Tell him how “lucky” he is to live and work on Vashon, to slumber in a beautifully restored 1881 log house said to be the oldest-standing home on the island, and Timmermeister bristles.
“There’s not a drop of luck here,” says the man who oversaw that ramshackle shack’s revival and has supported himself since he was 15.
Growing this farm, and many a feast, has taken its toll. After an accident involving a tail flick from a cow, Timmermeister lost sight in one eye.
He writes books that make the life sound pretty, he says, “but homesteading, the idea that it’s all joyous? It’s not.”
Writing, on the other hand, brings joy, and his latest book makes that abundantly clear.
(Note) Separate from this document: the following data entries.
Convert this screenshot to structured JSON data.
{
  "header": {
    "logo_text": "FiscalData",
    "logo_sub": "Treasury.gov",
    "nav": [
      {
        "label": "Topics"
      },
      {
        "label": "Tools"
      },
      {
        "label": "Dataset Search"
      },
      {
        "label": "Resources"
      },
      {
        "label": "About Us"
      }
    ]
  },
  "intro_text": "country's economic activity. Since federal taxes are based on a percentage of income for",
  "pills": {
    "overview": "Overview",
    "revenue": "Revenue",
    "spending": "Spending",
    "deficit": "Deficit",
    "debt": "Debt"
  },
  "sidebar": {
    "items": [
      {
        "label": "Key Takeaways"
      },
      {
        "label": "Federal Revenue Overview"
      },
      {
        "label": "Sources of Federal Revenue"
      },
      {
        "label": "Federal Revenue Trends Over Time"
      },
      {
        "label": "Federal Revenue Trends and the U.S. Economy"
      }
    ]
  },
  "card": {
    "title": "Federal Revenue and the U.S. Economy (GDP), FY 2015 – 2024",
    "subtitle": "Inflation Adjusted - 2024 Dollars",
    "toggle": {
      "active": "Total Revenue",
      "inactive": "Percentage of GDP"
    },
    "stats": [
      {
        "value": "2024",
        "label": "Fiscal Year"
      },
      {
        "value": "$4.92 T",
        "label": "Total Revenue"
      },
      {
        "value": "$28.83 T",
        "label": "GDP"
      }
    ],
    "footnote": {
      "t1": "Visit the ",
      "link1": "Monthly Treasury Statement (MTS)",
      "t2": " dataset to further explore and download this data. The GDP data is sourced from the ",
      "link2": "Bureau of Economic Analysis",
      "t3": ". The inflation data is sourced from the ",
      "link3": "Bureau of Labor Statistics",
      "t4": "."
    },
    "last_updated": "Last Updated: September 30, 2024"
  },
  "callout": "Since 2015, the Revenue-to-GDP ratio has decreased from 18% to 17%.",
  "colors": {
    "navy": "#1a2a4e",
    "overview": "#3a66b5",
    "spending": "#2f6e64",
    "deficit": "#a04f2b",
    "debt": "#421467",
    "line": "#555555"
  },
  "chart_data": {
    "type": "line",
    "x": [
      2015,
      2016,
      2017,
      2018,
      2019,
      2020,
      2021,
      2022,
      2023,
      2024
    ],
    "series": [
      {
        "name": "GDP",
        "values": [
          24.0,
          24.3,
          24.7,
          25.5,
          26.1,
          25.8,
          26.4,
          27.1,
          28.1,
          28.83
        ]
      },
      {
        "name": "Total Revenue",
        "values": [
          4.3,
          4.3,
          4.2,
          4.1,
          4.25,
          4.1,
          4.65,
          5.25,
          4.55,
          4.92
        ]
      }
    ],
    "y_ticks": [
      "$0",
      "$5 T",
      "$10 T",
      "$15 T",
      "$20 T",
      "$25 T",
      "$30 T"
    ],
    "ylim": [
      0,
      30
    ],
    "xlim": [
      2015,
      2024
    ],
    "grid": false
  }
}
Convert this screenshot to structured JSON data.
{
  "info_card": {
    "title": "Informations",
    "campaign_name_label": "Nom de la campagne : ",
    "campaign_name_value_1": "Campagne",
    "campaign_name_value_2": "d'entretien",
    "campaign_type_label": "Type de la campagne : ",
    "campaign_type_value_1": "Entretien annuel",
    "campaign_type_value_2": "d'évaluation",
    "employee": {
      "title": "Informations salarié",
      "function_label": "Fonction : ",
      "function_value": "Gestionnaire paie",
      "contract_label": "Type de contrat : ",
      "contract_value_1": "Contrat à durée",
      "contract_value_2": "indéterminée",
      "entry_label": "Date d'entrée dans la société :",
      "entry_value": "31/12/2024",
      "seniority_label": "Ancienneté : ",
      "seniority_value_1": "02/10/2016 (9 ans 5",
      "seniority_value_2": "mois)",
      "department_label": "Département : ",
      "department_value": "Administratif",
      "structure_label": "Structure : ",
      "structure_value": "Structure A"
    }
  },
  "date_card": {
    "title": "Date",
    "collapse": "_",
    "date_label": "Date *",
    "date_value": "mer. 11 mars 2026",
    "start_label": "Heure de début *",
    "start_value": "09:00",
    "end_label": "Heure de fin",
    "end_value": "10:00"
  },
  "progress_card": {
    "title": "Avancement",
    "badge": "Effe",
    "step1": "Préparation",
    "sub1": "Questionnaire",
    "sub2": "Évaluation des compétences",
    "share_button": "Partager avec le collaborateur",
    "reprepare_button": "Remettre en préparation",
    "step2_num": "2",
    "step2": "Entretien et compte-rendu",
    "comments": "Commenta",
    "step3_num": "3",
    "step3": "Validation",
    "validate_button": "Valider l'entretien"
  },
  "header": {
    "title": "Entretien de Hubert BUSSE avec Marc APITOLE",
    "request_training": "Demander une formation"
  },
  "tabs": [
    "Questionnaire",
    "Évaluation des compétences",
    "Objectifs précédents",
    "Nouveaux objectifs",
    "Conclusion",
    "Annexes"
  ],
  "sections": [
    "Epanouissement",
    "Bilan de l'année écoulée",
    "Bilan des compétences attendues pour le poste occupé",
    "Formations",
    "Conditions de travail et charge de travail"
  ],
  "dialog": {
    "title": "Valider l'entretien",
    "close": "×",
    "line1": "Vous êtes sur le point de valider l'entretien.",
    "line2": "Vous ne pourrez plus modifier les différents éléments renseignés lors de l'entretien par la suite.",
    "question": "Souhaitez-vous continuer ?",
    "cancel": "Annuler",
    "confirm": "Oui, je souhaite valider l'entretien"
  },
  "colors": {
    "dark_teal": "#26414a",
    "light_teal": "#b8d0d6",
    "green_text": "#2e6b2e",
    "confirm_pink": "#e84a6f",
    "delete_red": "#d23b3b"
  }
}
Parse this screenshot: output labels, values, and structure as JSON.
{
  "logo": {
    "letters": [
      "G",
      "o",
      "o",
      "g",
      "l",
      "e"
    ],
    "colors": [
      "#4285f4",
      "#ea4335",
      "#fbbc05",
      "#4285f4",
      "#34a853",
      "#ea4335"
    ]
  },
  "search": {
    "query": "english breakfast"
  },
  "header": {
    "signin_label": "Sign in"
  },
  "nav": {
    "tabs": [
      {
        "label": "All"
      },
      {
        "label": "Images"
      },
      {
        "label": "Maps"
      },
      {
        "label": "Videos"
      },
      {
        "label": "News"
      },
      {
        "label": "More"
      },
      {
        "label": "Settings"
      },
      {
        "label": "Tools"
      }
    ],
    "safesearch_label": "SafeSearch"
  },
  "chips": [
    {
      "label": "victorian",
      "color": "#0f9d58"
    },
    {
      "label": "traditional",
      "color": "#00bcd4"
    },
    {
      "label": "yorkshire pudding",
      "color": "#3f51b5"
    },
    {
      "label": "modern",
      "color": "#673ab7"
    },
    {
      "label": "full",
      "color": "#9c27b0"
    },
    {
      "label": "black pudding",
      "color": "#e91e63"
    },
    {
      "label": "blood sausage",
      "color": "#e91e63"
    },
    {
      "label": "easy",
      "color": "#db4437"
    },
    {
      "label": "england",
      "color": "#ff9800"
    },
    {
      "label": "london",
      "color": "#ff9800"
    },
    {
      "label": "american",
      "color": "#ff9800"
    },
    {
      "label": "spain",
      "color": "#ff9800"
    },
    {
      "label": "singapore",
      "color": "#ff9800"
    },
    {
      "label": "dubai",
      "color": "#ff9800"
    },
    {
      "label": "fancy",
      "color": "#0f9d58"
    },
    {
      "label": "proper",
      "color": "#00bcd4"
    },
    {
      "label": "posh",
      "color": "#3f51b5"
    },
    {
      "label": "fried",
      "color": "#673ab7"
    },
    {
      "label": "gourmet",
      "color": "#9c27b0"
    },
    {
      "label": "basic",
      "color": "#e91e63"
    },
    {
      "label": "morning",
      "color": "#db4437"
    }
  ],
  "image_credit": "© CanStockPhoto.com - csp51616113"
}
Timmermeister has cooked at his farm for Michael Pollan, one of his literary heroes. And for Patricia Wells, whose “Food Lover’s Guide to Paris” he devoured while working, long ago, at a bakery mentioned in it. He made these simple butter cookies for her, and for the meal recounted in “Feast.”
He, of course, used fresh butter from his farm. You should use the best you can buy.
Kurt’s Butter Cookies
Makes 4 dozen
2¼ cups all-purpose flour
¼ cup rice flour
½ pound unsalted butter, at room temperature
½ cup sugar
1. Preheat the oven to 350 degrees.
2. Sift together the flours and set aside.
3. Combine the butter and sugar in the bowl of an electric mixer and mix with the paddle attachment until well incorporated but not whipped — 2 minutes on medium-low.
4. Switch to low speed and slowly add the flour mixture to the butter mixture. Mix just long enough for the dough to come together.
5. Roll out the dough on a lightly dusted wooden counter until ¼ inch thick. Cut with a 2-inch round cookie cutter (or the floured rim of a juice glass) and gently move to baking sheets lined with parchment paper. Bake until the edges are just brown — 22 to 28 minutes.